Fernando's students speak to residents of a refugee camp

Fernando's students had to establish trust with people they spoke with inside the displacement camps. In this photo, Fernando says the conversation became tense while residents spoke about their frustrations. He guided his students ahead of time to "accept the frustration, deal with it" while finding strategies to work with the camp residents. "We learned that even in these communities, poverty is not equal. We learned that generalized statements about homelessness, development and recovery do not tell the complete story," Owens says. 

Fernando's students conducting research in the countryside

The students' fieldwork also involved speaking with farmers and agricultural groups created to train local farmers in sustainable practices. Here, the group walks back from a protected area near Port-au-Prince, Haiti. "In the agricultural visits, we heard first-hand accounts about how farmers struggle to learn new techniques, but also how implementation of these new techniques is challenging," Owens says. 

Artisans work in a craft village in Haiti A student browses a craft village in Haiti

The students discovered a group of artisans in a craft village who made these intricate metal works out of pieces of scrap metal found throughout the country. 

Jude Fernando and his students on a mountainside in Haiti

The group on one of the hikes into the mountains to learn about how agriculture and cultural practices have led to deforestation and erosion over the course of Haiti's long history. Owens says being in this small group, which was based out of the Haitian Foundation for Sustainable Agricultural Development's (FONHDAD) compound in Bas Boen, meant Fernando could give each person focused mentoring each day. "Also, because we didn’t have some larger programmatic goals, we were able to focus on being observers, students and colleagues," he says.

Haiti May 2015

Jude Fernando's students listen during agricultural field work

During this May 2015 trip to Haiti, Clark students conducted fieldwork in displacement camps as well as interviewed farmers and local stakeholders to learn about the impact of the energy crisis on agriculture-based livelihoods, poverty, climate change and conflict in the villages of Merceron, Tri Marche and Bas Boen, according to Lelani Williams M.B.A./M.A. (CDP) ‘16. Some of the fieldwork was done to satisfy educational requirements, but also benefitted nonprofits like World Vision and FONHDAD(All photos below courtesy of Jude Fernando)

Jude Fernando in the kitchen

When on trips like this one, the students — and the instructors — all get involved. In this photo, Fernando takes the lead in the kitchen preparing a meal for the group.

A student demonstrates solar panels in Haiti

Despite its location in the Caribbean and hot, sunny climate, solar power isn't widely used in Haiti. In this photo, a student examines an array of solar panels.

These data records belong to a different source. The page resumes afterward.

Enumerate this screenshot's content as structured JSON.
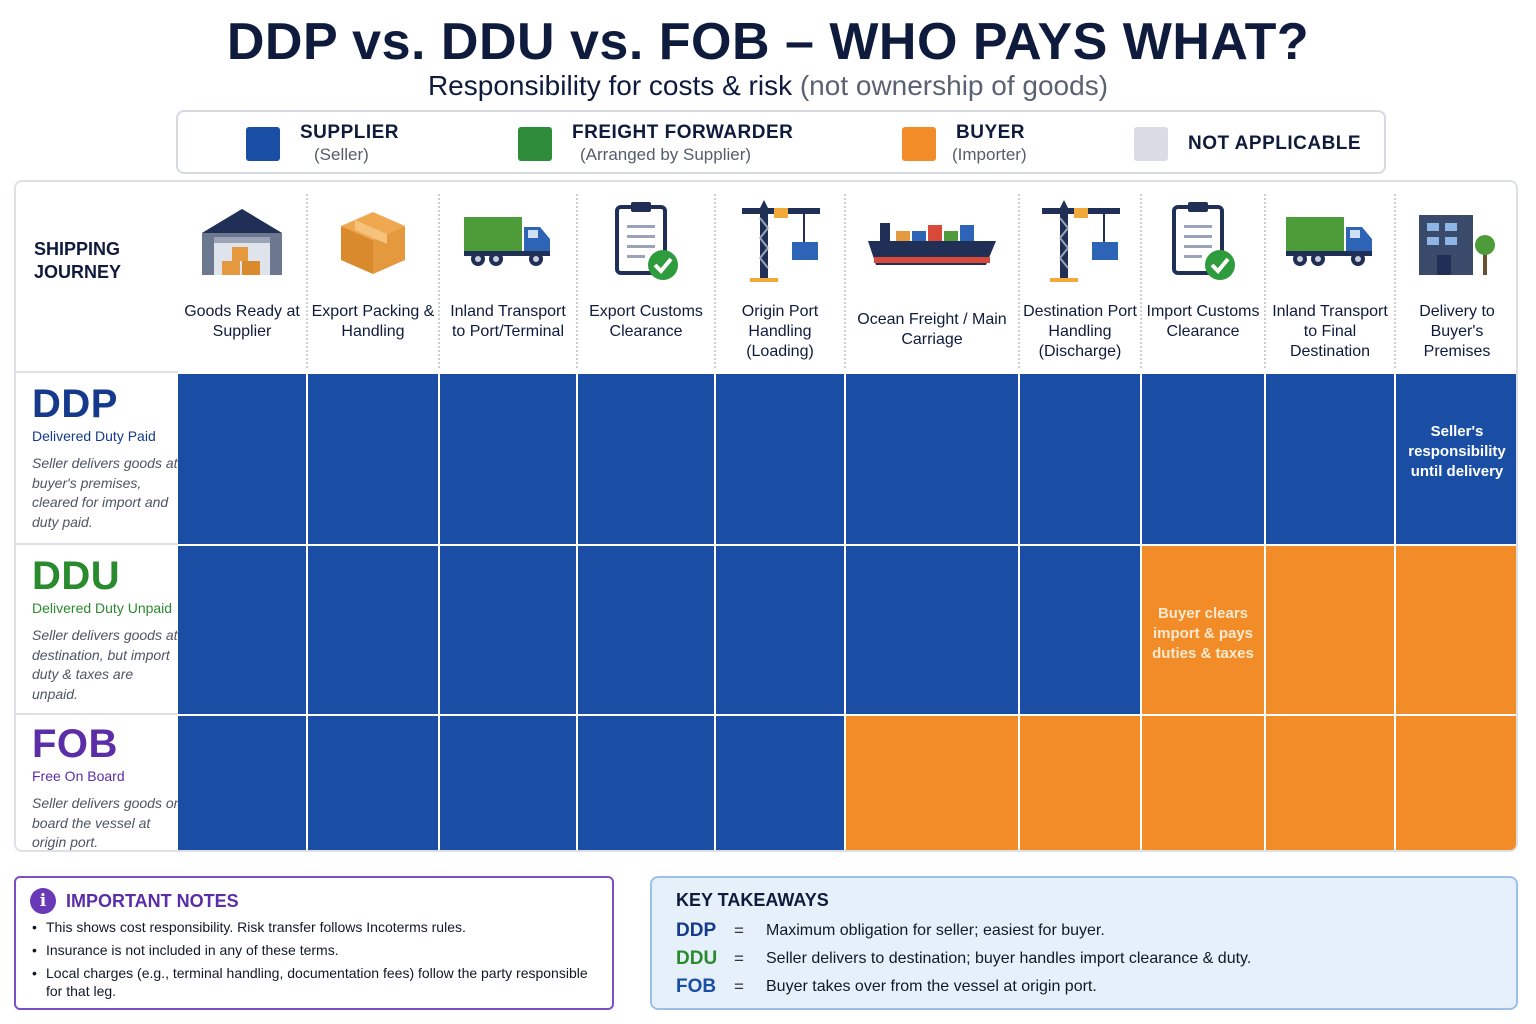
{
  "header": {
    "title": "DDP vs. DDU vs. FOB – WHO PAYS WHAT?",
    "subtitle_main": "Responsibility for costs & risk",
    "subtitle_muted": "(not ownership of goods)"
  },
  "colors": {
    "supplier": "#1a4ea5",
    "freight_forwarder": "#2e8b3a",
    "buyer": "#f28c28",
    "not_applicable": "#d9dce2",
    "ddp": "#153a8c",
    "ddu": "#2a8a2e",
    "fob": "#5b2ea8"
  },
  "legend": [
    {
      "label": "SUPPLIER",
      "sub": "(Seller)",
      "color": "#1a4ea5"
    },
    {
      "label": "FREIGHT FORWARDER",
      "sub": "(Arranged by Supplier)",
      "color": "#2e8b3a"
    },
    {
      "label": "BUYER",
      "sub": "(Importer)",
      "color": "#f28c28"
    },
    {
      "label": "NOT APPLICABLE",
      "sub": "",
      "color": "#d9dce2"
    }
  ],
  "journey_label": "SHIPPING JOURNEY",
  "stages": [
    {
      "label": "Goods Ready at Supplier",
      "icon": "warehouse-icon"
    },
    {
      "label": "Export Packing & Handling",
      "icon": "box-icon"
    },
    {
      "label": "Inland Transport to Port/Terminal",
      "icon": "truck-icon"
    },
    {
      "label": "Export Customs Clearance",
      "icon": "clipboard-check-icon"
    },
    {
      "label": "Origin Port Handling (Loading)",
      "icon": "crane-icon"
    },
    {
      "label": "Ocean Freight / Main Carriage",
      "icon": "container-ship-icon"
    },
    {
      "label": "Destination Port Handling (Discharge)",
      "icon": "crane-icon"
    },
    {
      "label": "Import Customs Clearance",
      "icon": "clipboard-check-icon"
    },
    {
      "label": "Inland Transport to Final Destination",
      "icon": "truck-icon"
    },
    {
      "label": "Delivery to Buyer's Premises",
      "icon": "building-icon"
    }
  ],
  "terms": [
    {
      "code": "DDP",
      "name": "Delivered Duty Paid",
      "description": "Seller delivers goods at buyer's premises, cleared for import and duty paid.",
      "responsibility": [
        "supplier",
        "supplier",
        "supplier",
        "supplier",
        "supplier",
        "supplier",
        "supplier",
        "supplier",
        "supplier",
        "supplier"
      ],
      "note": {
        "stage": 9,
        "text": "Seller's responsibility until delivery"
      }
    },
    {
      "code": "DDU",
      "name": "Delivered Duty Unpaid",
      "description": "Seller delivers goods at destination, but import duty & taxes are unpaid.",
      "responsibility": [
        "supplier",
        "supplier",
        "supplier",
        "supplier",
        "supplier",
        "supplier",
        "supplier",
        "buyer",
        "buyer",
        "buyer"
      ],
      "note": {
        "stage": 7,
        "text": "Buyer clears import & pays duties & taxes"
      }
    },
    {
      "code": "FOB",
      "name": "Free On Board",
      "description": "Seller delivers goods on board the vessel at origin port.",
      "responsibility": [
        "supplier",
        "supplier",
        "supplier",
        "supplier",
        "supplier",
        "buyer",
        "buyer",
        "buyer",
        "buyer",
        "buyer"
      ],
      "note": null
    }
  ],
  "notes": {
    "title": "IMPORTANT NOTES",
    "items": [
      "This shows cost responsibility. Risk transfer follows Incoterms rules.",
      "Insurance is not included in any of these terms.",
      "Local charges (e.g., terminal handling, documentation fees) follow the party responsible for that leg."
    ]
  },
  "takeaways": {
    "title": "KEY TAKEAWAYS",
    "rows": [
      {
        "code": "DDP",
        "eq": "=",
        "text": "Maximum obligation for seller; easiest for buyer."
      },
      {
        "code": "DDU",
        "eq": "=",
        "text": "Seller delivers to destination; buyer handles import clearance & duty."
      },
      {
        "code": "FOB",
        "eq": "=",
        "text": "Buyer takes over from the vessel at origin port."
      }
    ]
  }
}
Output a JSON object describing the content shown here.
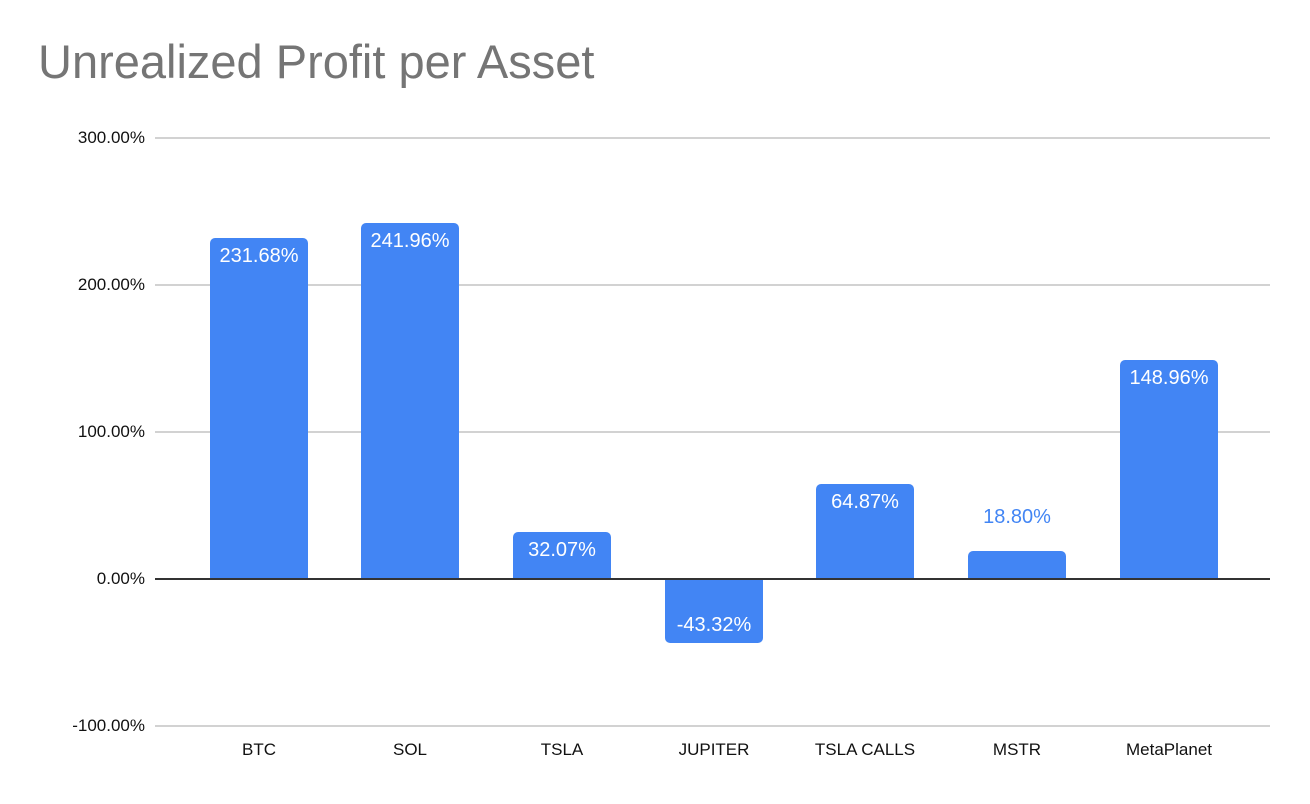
{
  "chart_data": {
    "type": "bar",
    "title": "Unrealized Profit per Asset",
    "categories": [
      "BTC",
      "SOL",
      "TSLA",
      "JUPITER",
      "TSLA CALLS",
      "MSTR",
      "MetaPlanet"
    ],
    "values": [
      231.68,
      241.96,
      32.07,
      -43.32,
      64.87,
      18.8,
      148.96
    ],
    "value_labels": [
      "231.68%",
      "241.96%",
      "32.07%",
      "-43.32%",
      "64.87%",
      "18.80%",
      "148.96%"
    ],
    "ylabel": "",
    "xlabel": "",
    "ylim": [
      -100,
      300
    ],
    "y_ticks": [
      "300.00%",
      "200.00%",
      "100.00%",
      "0.00%",
      "-100.00%"
    ],
    "y_tick_values": [
      300,
      200,
      100,
      0,
      -100
    ],
    "grid": true,
    "legend": "none",
    "bar_color": "#4285f4",
    "label_color_inside": "#ffffff",
    "label_color_outside": "#4285f4",
    "title_color": "#757575",
    "axis_line_color": "#333333",
    "gridline_color": "#d2d2d2",
    "tick_label_color": "#111111"
  }
}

Jude Fernando with a solar cooker Jude Fernando watches the interest around a solar cooker

Seeing Fernando cook a meal with solar power drew great interest from those gathered for the demonstration. Solar power, which isn't widely used in the country despite its location and climate, could help contribute to new solutions for poverty. Lelani Williams' company, Sun Top Solar Cookers, evolved after Williams took this trip to Haiti and saw Fernando’s demonstration. "People went crazy," she says. Using solar power to cook can have a far-reaching impact on reversing deforestation and increasing women's economic impact in Haiti.

Students examine a superadobe structure in Haiti

In this photo, students view an alternative solution to housing. Following the disasters there, The Love & Haiti Project, a nonprofit, challenged people to develop sustainable housing. The example above shows a Superadobe made with mud and plastic drink bottles.

A group meeting in Haiti

The group met daily to talk about their fieldwork. Fernando says the discussions were a valuable part of the trip and that the group, which included students in International Development and Social Change, Community Development and Planning and Geographic Information Sciences for Development and Environment programs, worked through living and learning together.